Deciding on both your wedding rings and engagement ring can be a daunting and time consuming task with many technical and personal aspects to take into consideration. To help you, we have put together some basic information that we recommend keeping in mind when making the important choice. After all, diamonds are forever!
The 4 Cs
There are four main characteristics to consider when you are looking to purchase a diamond, these being, cut, clarity, colour and carat. The cut of a diamond defines how well the diamond reflects and absorbs the light – it does not refer to the shape of the stone. Clarity means the amount or type of inclusions that are present in the diamond. When a diamond is examined under 10x magnification and has fewer flaws, it will receive a higher grade. The colour of a diamond gets rated on a scale of D to Z, with D having completely no colour and Z being more obviously yellow. Diamonds rated D to F are the most sought after and also the most expensive. Carat refers to how heavy the diamond is, the more carats, often the larger the stone is.

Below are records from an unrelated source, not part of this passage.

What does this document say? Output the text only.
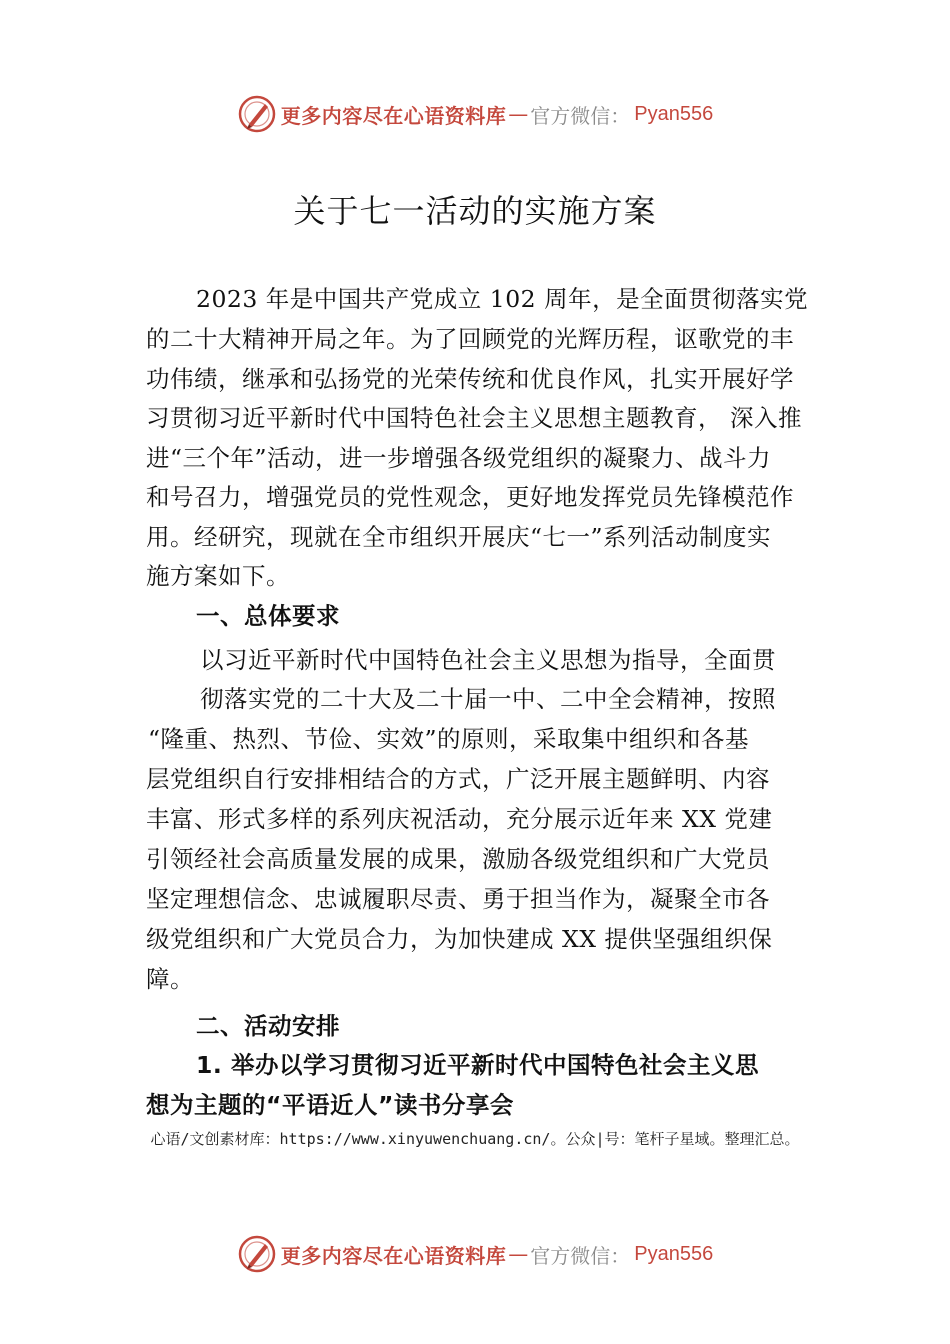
更多内容尽在心语资料库 — 官方微信： Pyan556
关于七一活动的实施方案
2023 年是中国共产党成立 102 周年，是全面贯彻落实党
的二十大精神开局之年。为了回顾党的光辉历程，讴歌党的丰
功伟绩，继承和弘扬党的光荣传统和优良作风，扎实开展好学
习贯彻习近平新时代中国特色社会主义思想主题教育， 深入推
进“三个年”活动，进一步增强各级党组织的凝聚力、战斗力
和号召力，增强党员的党性观念，更好地发挥党员先锋模范作
用。经研究，现就在全市组织开展庆“七一”系列活动制度实
施方案如下。
一、总体要求
以习近平新时代中国特色社会主义思想为指导，全面贯
彻落实党的二十大及二十届一中、二中全会精神，按照
“隆重、热烈、节俭、实效”的原则，采取集中组织和各基
层党组织自行安排相结合的方式，广泛开展主题鲜明、内容
丰富、形式多样的系列庆祝活动，充分展示近年来 XX 党建
引领经社会高质量发展的成果，激励各级党组织和广大党员
坚定理想信念、忠诚履职尽责、勇于担当作为，凝聚全市各
级党组织和广大党员合力，为加快建成 XX 提供坚强组织保
障。
二、活动安排
1. 举办以学习贯彻习近平新时代中国特色社会主义思
想为主题的“平语近人”读书分享会
心语/文创素材库：https://www.xinyuwenchuang.cn/。公众|号：笔杆子星域。整理汇总。
更多内容尽在心语资料库 — 官方微信： Pyan556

HG Tip: Make sure if you're buying a solid diamond, that you ask for it be taken out of the setting as the claws are a classic place to hide flaws. Also ask if possible to view it in natural light as the light in a jewellery store is made to enhance the sparkle and colour of the diamond.
With an array of diamond shapes such as, emerald, asscher and radiant, choosing the right shape of stone can be an overwhelming decision. A round diamond is the most classic and is popular due to its 58 facets, which maximise its sparkle. We recommend doing thorough research on different shapes, visit stores as well as look online to discover which shapes you like and what would suit you best. A ring that has a well-shaped diamond will enhance its overall beauty and worth.
Should Mine Match His?
It is entirely up to you whether or not your wedding ring matches your partner's. Some couples opt for similar rings while others go for the complete opposite. Whichever you choose, there are various customisations that you can make to your rings to make them more similar, should you choose to. You could consider having your names, wedding date or even the special place that you were married engraved on the inside of your rings. Or, for subtle personalisation, you could add each other’s birthstones to the inside of your rings.

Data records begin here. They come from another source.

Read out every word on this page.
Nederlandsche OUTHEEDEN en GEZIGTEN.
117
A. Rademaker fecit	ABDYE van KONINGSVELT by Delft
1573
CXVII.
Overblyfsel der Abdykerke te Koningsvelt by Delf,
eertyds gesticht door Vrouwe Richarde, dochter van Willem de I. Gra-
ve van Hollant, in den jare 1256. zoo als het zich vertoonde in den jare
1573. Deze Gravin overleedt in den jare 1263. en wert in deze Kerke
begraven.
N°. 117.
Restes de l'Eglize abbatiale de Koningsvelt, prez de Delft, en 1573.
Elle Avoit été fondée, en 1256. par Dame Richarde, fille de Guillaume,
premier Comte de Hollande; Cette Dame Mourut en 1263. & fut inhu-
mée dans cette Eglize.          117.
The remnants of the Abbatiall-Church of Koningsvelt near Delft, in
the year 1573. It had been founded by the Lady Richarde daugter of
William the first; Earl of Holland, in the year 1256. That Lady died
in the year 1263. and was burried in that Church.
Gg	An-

Engagement and wedding rings can largely vary in price so it is always important to have a budget in mind. Traditionally, people are willing to spend two to three month's salary on an engagement ring. Although, the key is to decide on a budget that you and your partner are comfortable with and can afford.
Wedding rings will usually be anywhere from a few hundred up depending on how elaborate the wedding ring is and if it was part of a set with the engagement ring - remember marquise and halo rings may look incredible alone but adding a wedding bandmeans custmoising a wedding band to fit under or around the shape of the engagement ring. This is becoming more popular with the advent of such shaped rings but it will add to the budget of your complementary wedding band.
Remember the Long Term
While it is important to have an engagement and wedding ring that you love, it is necessary to also think about the long-term factors. If you decide on a ring that is more fashionable, with a coloured stone or unique shape, remember that it is going to be with you for the rest of your life and could look dated in years to come. When thinking long-term it is also important to remember to not skimp on the quality of your ring, quality workmanship is essential to ensure your ring lasts for the years to come.
Choosing for her
For the person proposing, it's generally quite a daunting task if she doesn't have input into the design.

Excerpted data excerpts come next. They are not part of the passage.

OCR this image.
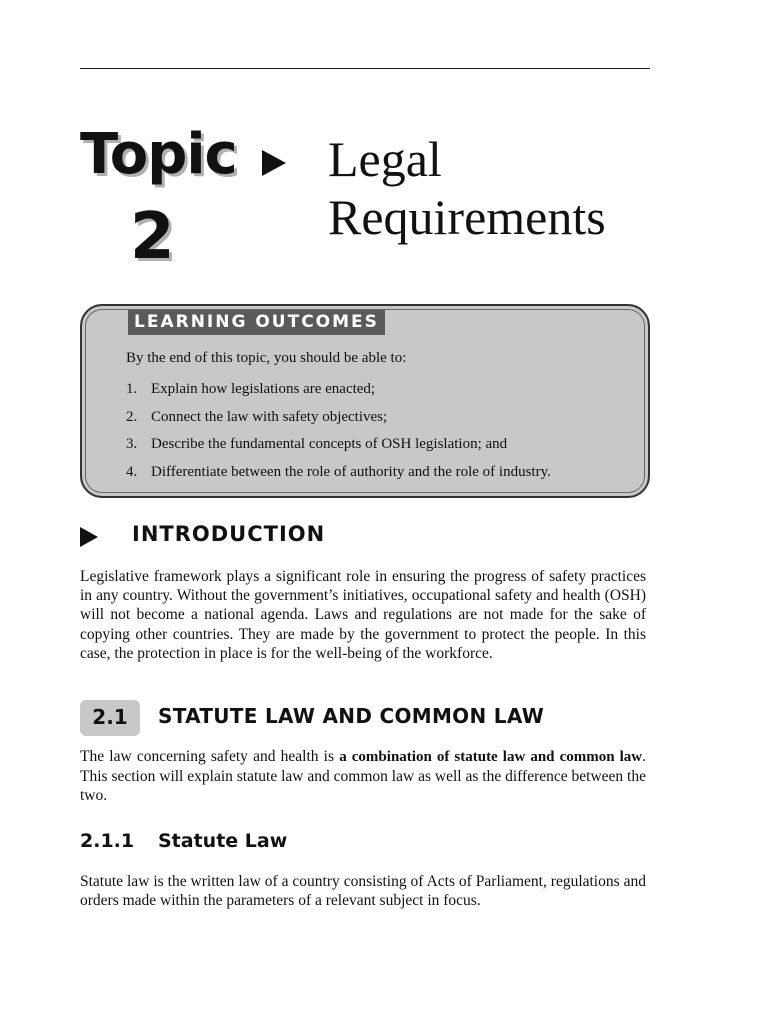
Topic
2
Legal
Requirements
LEARNING OUTCOMES
By the end of this topic, you should be able to:
1. Explain how legislations are enacted;
2. Connect the law with safety objectives;
3. Describe the fundamental concepts of OSH legislation; and
4. Differentiate between the role of authority and the role of industry.
INTRODUCTION
Legislative framework plays a significant role in ensuring the progress of safety practices in any country. Without the government’s initiatives, occupational safety and health (OSH) will not become a national agenda. Laws and regulations are not made for the sake of copying other countries. They are made by the government to protect the people. In this case, the protection in place is for the well-being of the workforce.
2.1	STATUTE LAW AND COMMON LAW
The law concerning safety and health is a combination of statute law and common law. This section will explain statute law and common law as well as the difference between the two.
2.1.1 Statute Law
Statute law is the written law of a country consisting of Acts of Parliament, regulations and orders made within the parameters of a relevant subject in focus.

It's becoming increasingly popular to purchase the diamond in a temporary setting for permanent setting into a design of her choice at a later date.
Alternatively, short of her circling jewellery brochures and stratetgically leaving them out for you, she may be ahead of you with her design choices having pinned an array of examples to keep you on track.
Something to keep in mind is her hobbies or line of work - if she's working with her hands or climbing mountains, a giant rock isn't going to be appropriate, similarly so if she works from home or is a stay at home mother who uses her hands all day everyday because we've heard so many tales of brides reaching into a cupboard and coming out withou the diamond.
Something else to think about is her preference for metals and gems - maybe she's not a diamond girl, perhaps she'd prefer a sultry ruby or forest green emerald. Similarly, take a look at the jewelery she currently wears, is it all gold? silver? - this will help you to work it out.